Chorismate Mutase/Prephenate Dehydratase from Escherichia coli K12. Modification with 5,5'-Dithio-bis(2-nitrobenzoic acid)

Abstract

1 The reaction of native chorismate mutase/prephenate dehydratase with 5,5′-dithio-bis(2-nitrobenzoic acid) (Nbs2) caused a differential inactivation of the two enzymic activities. The dehydratase activity was completely inactivated by the reaction of 1.2 mol of sulphydryl per mol of enzyme subunit, while the mutase activity was inhibited only 5 %. The Michaelis constant for chorismate increased about 2.5-fold while the maximum rate for the mutase activity was unaffected.
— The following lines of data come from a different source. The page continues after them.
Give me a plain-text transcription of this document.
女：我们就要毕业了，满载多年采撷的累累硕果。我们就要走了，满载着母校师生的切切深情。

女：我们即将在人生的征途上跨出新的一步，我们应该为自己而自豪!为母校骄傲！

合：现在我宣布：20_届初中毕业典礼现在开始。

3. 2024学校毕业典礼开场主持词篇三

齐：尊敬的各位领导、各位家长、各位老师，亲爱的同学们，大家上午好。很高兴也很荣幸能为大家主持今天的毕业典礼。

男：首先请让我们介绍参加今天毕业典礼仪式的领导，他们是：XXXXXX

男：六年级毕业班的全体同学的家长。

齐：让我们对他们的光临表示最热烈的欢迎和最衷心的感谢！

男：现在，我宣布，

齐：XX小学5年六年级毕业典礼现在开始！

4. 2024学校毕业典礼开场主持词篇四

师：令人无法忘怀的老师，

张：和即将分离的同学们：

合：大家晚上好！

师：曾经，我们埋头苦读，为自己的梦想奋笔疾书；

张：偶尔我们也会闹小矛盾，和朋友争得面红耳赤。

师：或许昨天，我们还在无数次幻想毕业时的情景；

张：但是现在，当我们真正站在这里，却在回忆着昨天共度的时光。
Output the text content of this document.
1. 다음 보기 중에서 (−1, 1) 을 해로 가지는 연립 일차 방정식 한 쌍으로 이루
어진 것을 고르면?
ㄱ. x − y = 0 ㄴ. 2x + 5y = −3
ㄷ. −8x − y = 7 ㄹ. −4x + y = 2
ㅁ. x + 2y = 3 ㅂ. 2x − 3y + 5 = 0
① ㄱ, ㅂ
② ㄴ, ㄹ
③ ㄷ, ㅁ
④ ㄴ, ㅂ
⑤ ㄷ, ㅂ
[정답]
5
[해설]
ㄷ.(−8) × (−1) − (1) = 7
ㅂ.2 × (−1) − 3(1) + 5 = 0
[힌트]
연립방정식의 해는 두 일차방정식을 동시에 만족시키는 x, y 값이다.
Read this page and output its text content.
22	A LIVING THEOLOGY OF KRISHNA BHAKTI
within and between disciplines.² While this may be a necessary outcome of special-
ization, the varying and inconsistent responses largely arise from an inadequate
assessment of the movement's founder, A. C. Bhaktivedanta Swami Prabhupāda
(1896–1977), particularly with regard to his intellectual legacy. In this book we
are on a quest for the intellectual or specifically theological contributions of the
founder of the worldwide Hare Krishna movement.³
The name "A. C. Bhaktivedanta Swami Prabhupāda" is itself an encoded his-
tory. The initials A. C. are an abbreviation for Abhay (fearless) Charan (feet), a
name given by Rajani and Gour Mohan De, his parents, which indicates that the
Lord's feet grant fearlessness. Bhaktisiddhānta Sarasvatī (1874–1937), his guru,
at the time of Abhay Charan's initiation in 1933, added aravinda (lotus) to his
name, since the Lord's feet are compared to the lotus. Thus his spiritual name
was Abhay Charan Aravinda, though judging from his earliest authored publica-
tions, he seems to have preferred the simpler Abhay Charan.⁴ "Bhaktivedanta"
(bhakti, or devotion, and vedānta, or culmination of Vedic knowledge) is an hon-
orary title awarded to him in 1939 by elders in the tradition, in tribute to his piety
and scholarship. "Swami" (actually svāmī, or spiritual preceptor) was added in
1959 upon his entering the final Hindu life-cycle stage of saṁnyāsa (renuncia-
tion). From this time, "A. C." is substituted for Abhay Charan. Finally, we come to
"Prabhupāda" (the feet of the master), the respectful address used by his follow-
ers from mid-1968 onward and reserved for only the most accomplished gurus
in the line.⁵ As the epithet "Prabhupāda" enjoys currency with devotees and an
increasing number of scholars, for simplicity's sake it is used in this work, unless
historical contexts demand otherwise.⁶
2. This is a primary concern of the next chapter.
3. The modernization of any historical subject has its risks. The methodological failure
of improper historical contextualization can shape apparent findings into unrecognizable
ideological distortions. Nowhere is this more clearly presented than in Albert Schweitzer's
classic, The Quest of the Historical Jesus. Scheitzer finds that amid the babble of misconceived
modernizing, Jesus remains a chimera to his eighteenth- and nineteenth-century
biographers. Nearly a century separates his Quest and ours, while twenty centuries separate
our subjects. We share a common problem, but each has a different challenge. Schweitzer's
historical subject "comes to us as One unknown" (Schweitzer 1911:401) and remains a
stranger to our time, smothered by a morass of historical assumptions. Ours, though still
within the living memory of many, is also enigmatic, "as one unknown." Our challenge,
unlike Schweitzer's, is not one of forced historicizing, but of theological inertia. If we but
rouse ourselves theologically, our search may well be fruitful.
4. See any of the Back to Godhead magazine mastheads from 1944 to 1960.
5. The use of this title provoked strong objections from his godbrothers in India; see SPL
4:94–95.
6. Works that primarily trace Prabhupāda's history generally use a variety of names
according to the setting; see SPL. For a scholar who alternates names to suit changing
Reaction of an average of two more moles of sulphydryl per mole of enzyme subunit caused a further 25% inhibition of the mutase activity. 2 Circular dichroic measurements indicated that native chorismate mutase/prephenate dehydratase has 25 %α-helix and that modification of one sulphydryl group per subunit with Nbs2 caused significant changes in the secondary structure of the enzyme and in the environment of one or more tyrosine residues. 3 Prephenate is a competitive inhibitor of the mutase activity, with an inhibition constant of 0.047 ± 0.008 mM. Modification of one sulphydryl group per subunit with Nbs2 increased the value of the inhibition constant and the Michaelis constant for chorismate by the same amount. 4 At concentrations from 5 - 1000 μM the allosteric inhibitor phenylalanine did not markedly affect the reactivity of the most reactive sulphydryl group with Nbs2, but decreased the reactivity of the other sulphydryl groups. 5 Prephenate protected the most reactive sulphydryl group against reaction with Nbs2; phenylpyruvate had no effect. 6 It was concluded that one sulphydryl group is involved directly in the dehydratase active site. 7 The results are interpreted as favouring the theory that chorismate mutase/prephenate dehydratase has separate active sites for the two activities, although the possibility of partially overlapping sites has not been eliminated.